記念館からすこし離れた、多摩川渓谷にかかる橋のそばに「紅梅苑」があります。故・文子夫人のお店だったそうで、青梅産の梅や柚子をつかったお菓子が美味。写真はカステラ饅頭「紅梅饅頭」と柚子饅頭の「柚子篭」。夏期はゼリーやシャーベットもおすすめです。


 菊一花天を載せたるたわわ哉 (英治)

 九月九日は「菊の節句」ですね。
 

叔母の手づくり その二

2011年09月06日 | 季節の膳 ‥旬をいただく
 
 叔母手製のいよかんとぽんかんの皮の砂糖漬けを使って、蒸しパンやパンケーキを焼いています ^o^

 みかんや柚子などの柑橘類は、その皮に本来の香りと味がつまっているそうなので、こうして皮までおいしくいただけるとうれしい。無農薬のものをさがすのは容易ではないですしね。

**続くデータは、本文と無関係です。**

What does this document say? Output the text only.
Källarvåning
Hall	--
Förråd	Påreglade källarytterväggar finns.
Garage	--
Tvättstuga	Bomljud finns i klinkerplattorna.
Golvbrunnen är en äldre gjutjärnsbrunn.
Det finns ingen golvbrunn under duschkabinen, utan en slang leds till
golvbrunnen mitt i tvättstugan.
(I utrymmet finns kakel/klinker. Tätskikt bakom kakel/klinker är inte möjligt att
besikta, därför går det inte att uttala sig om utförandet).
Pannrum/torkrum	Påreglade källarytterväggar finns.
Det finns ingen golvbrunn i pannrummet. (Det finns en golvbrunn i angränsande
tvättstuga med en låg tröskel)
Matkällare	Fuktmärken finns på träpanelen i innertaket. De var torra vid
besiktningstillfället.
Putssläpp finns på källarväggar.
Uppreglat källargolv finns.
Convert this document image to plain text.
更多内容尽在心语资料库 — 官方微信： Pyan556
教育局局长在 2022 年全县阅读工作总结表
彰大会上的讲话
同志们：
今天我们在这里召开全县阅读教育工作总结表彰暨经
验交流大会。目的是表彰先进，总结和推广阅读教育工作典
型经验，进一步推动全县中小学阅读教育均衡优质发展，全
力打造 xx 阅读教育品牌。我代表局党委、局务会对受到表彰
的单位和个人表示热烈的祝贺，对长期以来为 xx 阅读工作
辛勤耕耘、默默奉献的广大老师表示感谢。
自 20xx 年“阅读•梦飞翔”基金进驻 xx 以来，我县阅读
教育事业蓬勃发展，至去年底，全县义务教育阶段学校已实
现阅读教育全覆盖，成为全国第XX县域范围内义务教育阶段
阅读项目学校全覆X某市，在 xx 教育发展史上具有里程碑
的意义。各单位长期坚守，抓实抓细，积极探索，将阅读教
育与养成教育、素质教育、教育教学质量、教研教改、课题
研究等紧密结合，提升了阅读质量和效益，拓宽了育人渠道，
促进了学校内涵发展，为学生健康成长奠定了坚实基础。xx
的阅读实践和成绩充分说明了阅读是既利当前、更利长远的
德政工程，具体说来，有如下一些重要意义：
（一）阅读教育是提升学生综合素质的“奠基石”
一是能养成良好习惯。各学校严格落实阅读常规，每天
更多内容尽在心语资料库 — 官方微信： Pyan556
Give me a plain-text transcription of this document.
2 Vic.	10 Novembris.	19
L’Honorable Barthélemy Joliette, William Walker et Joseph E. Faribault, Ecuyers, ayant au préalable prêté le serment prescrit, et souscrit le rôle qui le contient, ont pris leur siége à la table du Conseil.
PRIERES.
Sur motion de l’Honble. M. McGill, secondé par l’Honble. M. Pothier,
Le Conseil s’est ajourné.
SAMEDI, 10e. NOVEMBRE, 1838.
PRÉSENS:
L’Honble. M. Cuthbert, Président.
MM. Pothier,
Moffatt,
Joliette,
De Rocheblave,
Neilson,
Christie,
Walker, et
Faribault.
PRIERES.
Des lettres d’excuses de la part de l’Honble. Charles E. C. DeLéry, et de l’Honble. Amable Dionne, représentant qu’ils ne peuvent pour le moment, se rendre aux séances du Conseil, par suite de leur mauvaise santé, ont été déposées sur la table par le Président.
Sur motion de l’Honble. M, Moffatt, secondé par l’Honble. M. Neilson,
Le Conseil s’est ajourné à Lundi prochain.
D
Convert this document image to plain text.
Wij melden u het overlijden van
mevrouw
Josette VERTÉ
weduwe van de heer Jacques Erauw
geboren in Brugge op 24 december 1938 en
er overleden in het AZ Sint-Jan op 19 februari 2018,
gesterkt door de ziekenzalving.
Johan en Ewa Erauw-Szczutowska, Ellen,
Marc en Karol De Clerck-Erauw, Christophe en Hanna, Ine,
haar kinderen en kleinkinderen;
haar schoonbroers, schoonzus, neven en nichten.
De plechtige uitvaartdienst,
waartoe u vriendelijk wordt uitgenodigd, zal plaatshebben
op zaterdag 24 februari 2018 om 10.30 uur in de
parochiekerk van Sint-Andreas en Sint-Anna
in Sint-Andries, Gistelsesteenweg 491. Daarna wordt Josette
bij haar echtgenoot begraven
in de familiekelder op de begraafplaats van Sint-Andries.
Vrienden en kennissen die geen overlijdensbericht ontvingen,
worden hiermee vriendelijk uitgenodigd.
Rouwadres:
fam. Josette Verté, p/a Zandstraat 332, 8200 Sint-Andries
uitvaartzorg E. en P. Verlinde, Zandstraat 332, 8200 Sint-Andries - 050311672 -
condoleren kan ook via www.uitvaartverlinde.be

 母や叔母の里の愛媛といえばみかん。祖父母の思い出につながるくだものです。でも、温州みかんの生産量は現在では和歌山に負けているし、温暖化がすすめば遠くない未来に愛媛でみかんをつくれなくなり、東北地方で栽培するようになると聞きました。

 どうか、そんなことになりませんように。
 

京舞と一管の夕べ

2011年09月02日 | 雪月花のつぼ ‥美との邂逅
 
 京都に魅せられ通いはじめたころのこと、春らんまんの祇園で「都をどり」を堪能しました。日本一の花街の華やかさ、艶やかさはいまも脳裡に焼きついていて、日本の春こそここに極まれりと感嘆したものです。

 あれから十数年。先週、国立劇場にて「京のみやび 京舞と一管の調べ」を鑑賞しました。井上八千代さん(京舞井上流五世お家元)と、藤舎名生さん(藤舎流笛方)による京舞と笛の競演は、かつての印象を引きずったままのわたしには意外なほどすっきりとした演出。舞台よりも、たくさんのきれいどころの埋めた一階観客席のほうが華やかに見えたくらいですが、地方と芸妓さんたちの、黒衣の裾にひと群れの秋草を白く染めたそろいの衣裳から涼風の立つのを感じながら、超一流の舞と笛に酔う晩夏の夕べを友人とともにすごしました。


 お能との関係も深い舞は、まさに型の美。驚くのは、動きが大きくなっても、おきものから手首や足首がのぞくことはないし、上前も跳ねないこと。演者と同化し、ただその形の美しさに酔えばよい‥とお能の美を説いた白洲正子さんのお言葉がよくよく実感されました。

 ごく細いひと筋の線が、ぶれない直線と優美な曲線を描き、時にそれがふと切れたとおもうと、絶妙の間をおいてふたたび線を描いてゆく‥ 芸の神髄でしょうか。舞台にひらいた時の花に、藤舎さんの笛がそっと都の山紫水明を添えていました。


 毎年東京都の主催する「伝統WA感動」で、数々の伝統芸能が披露されるのですが、どんなに東京が「東京から伝統の発信を」と息巻いたところで、千年の都にはとうていかなわないと、認識をあらたにした夜でした。